Podczas briefingu prasowego Nawrocki został zapytany o poszukiwanie jakiegoś kompromisu aborcyjnego. „Jestem katolikiem i przeciwnikiem ideologicznych wojen na ulicach polskich miast. Mamy w Polsce ludzi o różnej wrażliwości i wszystkie te wrażliwości dla mnie, jako kandydata obywatelskiego, są bardzo ważne” –odpowiedział.
Wesprzyj nas już teraz!
„Zakończenie wojny polsko-polskiej wokół spraw ideologicznych jest tą rzeczą, na której bardzo mi zależy” –podkreślił Nawrocki, kandydat na prezydenta a jednocześnie prezes Instytutu Pamięci Narodowej.

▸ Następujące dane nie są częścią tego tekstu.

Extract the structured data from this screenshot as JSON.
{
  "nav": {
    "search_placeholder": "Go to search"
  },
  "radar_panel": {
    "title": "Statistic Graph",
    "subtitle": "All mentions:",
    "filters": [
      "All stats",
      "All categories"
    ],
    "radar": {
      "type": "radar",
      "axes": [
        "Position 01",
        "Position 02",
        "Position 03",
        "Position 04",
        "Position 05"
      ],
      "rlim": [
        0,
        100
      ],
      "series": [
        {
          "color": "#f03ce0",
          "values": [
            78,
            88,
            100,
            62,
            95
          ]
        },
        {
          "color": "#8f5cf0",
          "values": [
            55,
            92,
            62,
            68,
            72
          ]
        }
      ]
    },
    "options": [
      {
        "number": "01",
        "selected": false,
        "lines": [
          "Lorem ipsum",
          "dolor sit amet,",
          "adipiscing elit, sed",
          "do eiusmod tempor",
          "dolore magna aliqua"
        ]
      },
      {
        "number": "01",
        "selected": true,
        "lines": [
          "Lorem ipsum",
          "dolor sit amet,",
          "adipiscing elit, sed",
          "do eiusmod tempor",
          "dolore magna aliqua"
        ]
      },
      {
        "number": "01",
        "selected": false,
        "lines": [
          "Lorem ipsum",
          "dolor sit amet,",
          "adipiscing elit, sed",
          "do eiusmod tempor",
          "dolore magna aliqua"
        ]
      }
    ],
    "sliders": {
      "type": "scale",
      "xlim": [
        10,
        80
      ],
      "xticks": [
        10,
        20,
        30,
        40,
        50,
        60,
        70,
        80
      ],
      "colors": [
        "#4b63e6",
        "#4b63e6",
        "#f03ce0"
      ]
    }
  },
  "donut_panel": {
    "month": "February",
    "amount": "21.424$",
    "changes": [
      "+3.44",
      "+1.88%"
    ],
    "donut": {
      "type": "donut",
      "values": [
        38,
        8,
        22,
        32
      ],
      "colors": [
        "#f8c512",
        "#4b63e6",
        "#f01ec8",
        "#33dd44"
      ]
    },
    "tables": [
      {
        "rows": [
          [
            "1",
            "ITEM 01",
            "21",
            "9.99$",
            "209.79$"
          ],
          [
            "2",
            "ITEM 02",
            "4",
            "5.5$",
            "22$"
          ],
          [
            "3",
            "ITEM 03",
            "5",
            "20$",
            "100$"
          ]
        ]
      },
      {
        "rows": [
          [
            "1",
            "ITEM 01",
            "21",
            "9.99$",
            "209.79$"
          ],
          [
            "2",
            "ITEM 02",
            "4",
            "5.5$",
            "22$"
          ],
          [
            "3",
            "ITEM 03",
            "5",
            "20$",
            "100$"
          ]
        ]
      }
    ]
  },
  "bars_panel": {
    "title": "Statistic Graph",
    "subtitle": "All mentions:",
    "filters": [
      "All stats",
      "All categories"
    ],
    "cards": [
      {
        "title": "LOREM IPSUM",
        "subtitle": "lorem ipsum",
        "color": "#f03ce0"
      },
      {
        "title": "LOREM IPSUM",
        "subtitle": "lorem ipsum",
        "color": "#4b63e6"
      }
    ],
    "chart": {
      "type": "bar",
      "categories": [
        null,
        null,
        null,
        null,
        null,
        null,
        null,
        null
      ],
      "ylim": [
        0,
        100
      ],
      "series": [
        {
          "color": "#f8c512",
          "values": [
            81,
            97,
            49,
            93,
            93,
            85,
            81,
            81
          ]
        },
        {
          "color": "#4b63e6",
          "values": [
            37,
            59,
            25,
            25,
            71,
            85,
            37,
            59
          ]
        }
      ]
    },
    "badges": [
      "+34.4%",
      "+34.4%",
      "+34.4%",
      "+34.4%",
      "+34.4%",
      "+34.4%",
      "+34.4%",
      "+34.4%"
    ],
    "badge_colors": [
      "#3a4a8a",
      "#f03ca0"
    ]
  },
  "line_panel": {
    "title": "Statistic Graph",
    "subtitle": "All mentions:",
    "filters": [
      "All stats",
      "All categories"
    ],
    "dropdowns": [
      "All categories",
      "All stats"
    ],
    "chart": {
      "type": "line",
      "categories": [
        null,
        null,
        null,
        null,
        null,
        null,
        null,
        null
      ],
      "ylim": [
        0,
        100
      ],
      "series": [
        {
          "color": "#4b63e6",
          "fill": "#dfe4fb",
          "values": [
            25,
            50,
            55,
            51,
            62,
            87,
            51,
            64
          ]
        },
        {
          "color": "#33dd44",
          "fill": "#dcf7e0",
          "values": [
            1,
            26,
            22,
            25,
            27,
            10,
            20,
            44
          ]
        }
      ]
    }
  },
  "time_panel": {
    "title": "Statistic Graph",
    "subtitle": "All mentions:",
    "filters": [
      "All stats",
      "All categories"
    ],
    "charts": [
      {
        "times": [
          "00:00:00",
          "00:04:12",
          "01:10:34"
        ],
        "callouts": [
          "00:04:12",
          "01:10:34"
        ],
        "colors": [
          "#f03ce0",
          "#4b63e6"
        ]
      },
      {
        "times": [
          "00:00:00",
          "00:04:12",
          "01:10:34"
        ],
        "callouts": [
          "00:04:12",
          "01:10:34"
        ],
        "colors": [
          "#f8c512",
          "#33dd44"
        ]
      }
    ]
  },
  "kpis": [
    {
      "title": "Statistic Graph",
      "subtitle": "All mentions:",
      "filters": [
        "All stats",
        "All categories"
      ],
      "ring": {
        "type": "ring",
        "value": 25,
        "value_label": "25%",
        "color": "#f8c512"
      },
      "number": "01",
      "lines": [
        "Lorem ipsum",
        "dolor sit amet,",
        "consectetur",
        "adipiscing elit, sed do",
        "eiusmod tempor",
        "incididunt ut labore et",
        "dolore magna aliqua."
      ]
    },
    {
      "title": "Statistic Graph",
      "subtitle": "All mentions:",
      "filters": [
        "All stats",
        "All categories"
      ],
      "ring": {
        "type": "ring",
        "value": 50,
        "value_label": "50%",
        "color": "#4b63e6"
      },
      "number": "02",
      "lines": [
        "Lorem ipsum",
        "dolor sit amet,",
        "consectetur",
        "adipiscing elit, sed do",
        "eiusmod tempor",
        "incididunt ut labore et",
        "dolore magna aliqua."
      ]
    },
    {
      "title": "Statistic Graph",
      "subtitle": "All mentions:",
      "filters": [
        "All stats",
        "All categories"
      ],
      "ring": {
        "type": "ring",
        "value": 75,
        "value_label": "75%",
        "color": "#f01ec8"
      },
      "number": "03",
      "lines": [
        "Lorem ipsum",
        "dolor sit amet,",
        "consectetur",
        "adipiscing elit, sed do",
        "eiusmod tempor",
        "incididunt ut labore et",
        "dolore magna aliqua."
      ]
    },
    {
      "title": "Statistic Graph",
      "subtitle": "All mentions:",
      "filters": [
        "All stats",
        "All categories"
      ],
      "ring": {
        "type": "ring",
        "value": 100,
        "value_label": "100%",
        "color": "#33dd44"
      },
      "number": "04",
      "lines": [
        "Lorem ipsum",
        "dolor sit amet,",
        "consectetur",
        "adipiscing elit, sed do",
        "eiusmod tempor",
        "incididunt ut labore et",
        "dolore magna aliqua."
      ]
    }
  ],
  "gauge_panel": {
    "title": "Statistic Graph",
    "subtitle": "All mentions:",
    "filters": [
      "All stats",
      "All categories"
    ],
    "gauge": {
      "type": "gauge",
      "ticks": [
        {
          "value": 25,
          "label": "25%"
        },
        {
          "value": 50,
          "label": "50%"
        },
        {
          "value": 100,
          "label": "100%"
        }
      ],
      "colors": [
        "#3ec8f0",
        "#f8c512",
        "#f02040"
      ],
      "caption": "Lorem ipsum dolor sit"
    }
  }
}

Warto odnotować, że kilka dni temu Karol Nawrocki również był pytany o swój stosunek do aborcji. Powiedział wówczas, że jest katolikiem i popiera prawo do życia. – Jestem katolikiem, jestem członkiem Kościoła katolickiego, jestem chrześcijaninem, więc jestem za życiem. Od poczęcia do naturalnej śmierci. To rzecz naturalna. Natomiast moja historia rodzinna też mnie do tego zobowiązuje – podkreślił.
Deklaracja padła w czasie spotkania w Bielsku-Białej. Szef IPN przywołał tam swoją rodzinną historię. Jak wyznał, jest ojcem Daniela, który przyszedł na świat, gdy jego matka była bardzo młodą kobietą. Nawrocki otoczył ich opieką. „Ta historia potoczyłaby się zupełnie inaczej, gdyby młoda matka uległa temu co dziś przez środowiska proaborcyjne nazywane jest „prawem kobiet” – mówił.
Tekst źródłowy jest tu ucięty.